И второй пришелец мало чем отличался от первого, разве что не имел коротко выстриженного затылка и височной зоны, зато тоже светловолосый, и в таком же халате. Кстати, очень приятного на вид, Таня даже залюбовалась; настолько это был белоснежный цвет и при этом не резал глаза, а даже казалось отдает какой-то синевой. Одновременно, Тане все еще нисколько не нравилось происходящее и она испытывала почти жгучий страх, что кто-то из этих чужаков сядет рядом. Спасибо, один вот уже сел. Права, наверное, мама насчет мужчин-то. Немного комические фразы о том, что лучше бы она, мама осталась старой девой, тоже бывало звучали. Танечка раньше не совсем понимала что это значит, улавливая только общий смысл. А недавно поняла уже весь и честно признаться, немного обиделась.
Потом появилось еще двое, одновременно; эти даже тихо переговаривались и как будто специально уселись на то же самое место, где до этого помещалась пара хамов; Таня настолько вжалась в свое сидение, что даже не рискнула повернуть головы. И наконец внутрь проник последний белый халат, это стало понятно потому как створки за ним без промедления захлопнулись. И водитель снова не дожидаясь когда все рассядутся, тронул машину с места, впрочем этот удержался на ногах после резкого рывка, еще бы, настоящий великан. Таня не совсем была уверена, что очень высокий рост как-то влияет на координацию, учитывая что это тип был высок как каланча: ни широких плеч, ни громадных рук, он даже не был долговязым, просто очень высоким. Было хорошо видно, что его голова практически упирается в потолок из-за чего стоять ему приходилось слегка ссутулившись. Впрочем стоят он и не собирался, а очень даже быстро уселся, грузно опустившись на одиночное сидение – как вы думаете какое? Вот то самое, где до него сидел Данила – прямо напротив Танечки.

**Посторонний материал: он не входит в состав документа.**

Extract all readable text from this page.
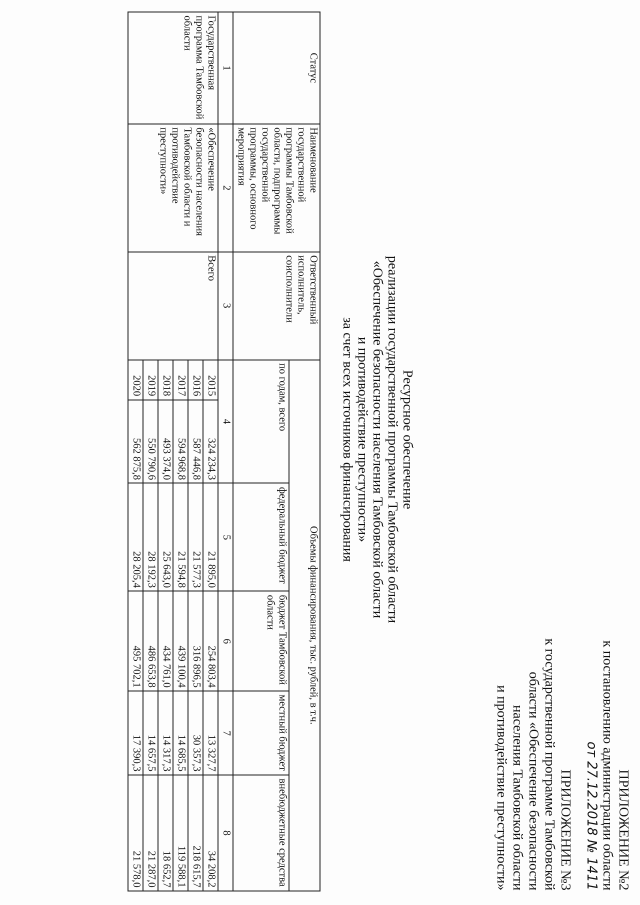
ПРИЛОЖЕНИЕ №2
к постановлению администрации области
от 27.12.2018 № 1411
ПРИЛОЖЕНИЕ №3
к государственной программе Тамбовской
области «Обеспечение безопасности
населения Тамбовской области
и противодействие преступности»
Ресурсное обеспечение
реализации государственной программы Тамбовской области
«Обеспечение безопасности населения Тамбовской области
и противодействие преступности»
за счет всех источников финансирования
Статус	Наименование государственной программы Тамбовской области, подпрограммы государственной программы, основного мероприятия	Ответственный исполнитель, соисполнители	Объемы финансирования, тыс. рублей, в т.ч.					
			по годам, всего		федеральный бюджет	бюджет Тамбовской области	местный бюджет	внебюджетные средства
1	2	3	4		5	6	7	8
Государственная программа Тамбовской области	«Обеспечение безопасности населения Тамбовской области и противодействие преступности»	Всего	2015	324 234,3	21 895,0	254 803,4	13 327,7	34 208,2
			2016	587 446,8	21 577,3	316 896,5	30 357,3	218 615,7
			2017	594 968,8	21 594,8	439 100,4	14 685,5	119 588,1
			2018	493 374,0	25 643,0	434 761,0	14 317,3	18 652,7
			2019	550 790,6	28 192,3	486 653,8	14 657,5	21 287,0
			2020	562 875,8	28 205,4	495 702,1	17 390,3	21 578,0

Та бессознательно попыталась вжаться в сидение еще глубже, она ужасно испугалась этого огромного человека напортив себя, реально очень крупного и самым неприятным было то, что он больше всего напоминал какую-то несуразно большую копию человеческого тела, вот как будто взяли – и всюду добавили, так, что все осталось пропорциональным, но бестолково, отталкивающе большим. Совсем рядом была голова – худая, слегка вытянутая и такая же большущая; с бледной белой кожей и почти совсем черными прямыми волосами, со спадающей на лоб прядью волос. Самое кошмарное, что эта голова повернулась в ее сторону и уставилась на бедную девушку своими синими глазами, точь-в-точь такого же цвета как у предыдущего пассажира, только теперь Танечка не секунды не млела, а испытывала почти сущий ужас и желание запищать как полуживая мышь. Ощущение было такое, словно она смотрит в два глубоких синих провала, а от туда ее что-то выжигает насквозь. А этот великан похоже обо всем без труда догадавшись, слегка наклонившись вперед, произнес:
– Боишься? – Голос как и подобает оказался низким. Тут же Таня испытала то, что видимо называется "дежавю", потому как за спиной опять раздались смешки, разве что не такие мерзкие как прежде. Еще и голос послышался:
– Ты, Гаврила, девочку не пугай.
Названый Гаврилой посмотрел исподлобья за Танину спину и она как будто физически ощутила как некий невидимый стержень пролег между ее правым плечом и шеей, туда, где сидел кто-то из тех двоих, кто бросил эту реплику. Однако, сколь странное ощущение, у Тани просто перехватило дыхание; какое же красивое и пугающее лицо одновременно: она уже просто не могла отвести взгляд. И этот почти нелепый халат, совершенно белоснежный.
– Я не люблю когда меня так называют, – произнес густым голосом Гаврила, – так и отдает лаптями и запахом кислых щей.
– Ну так какая местность, так твое имя и звучит, – снова хохотнул кто-то сзади.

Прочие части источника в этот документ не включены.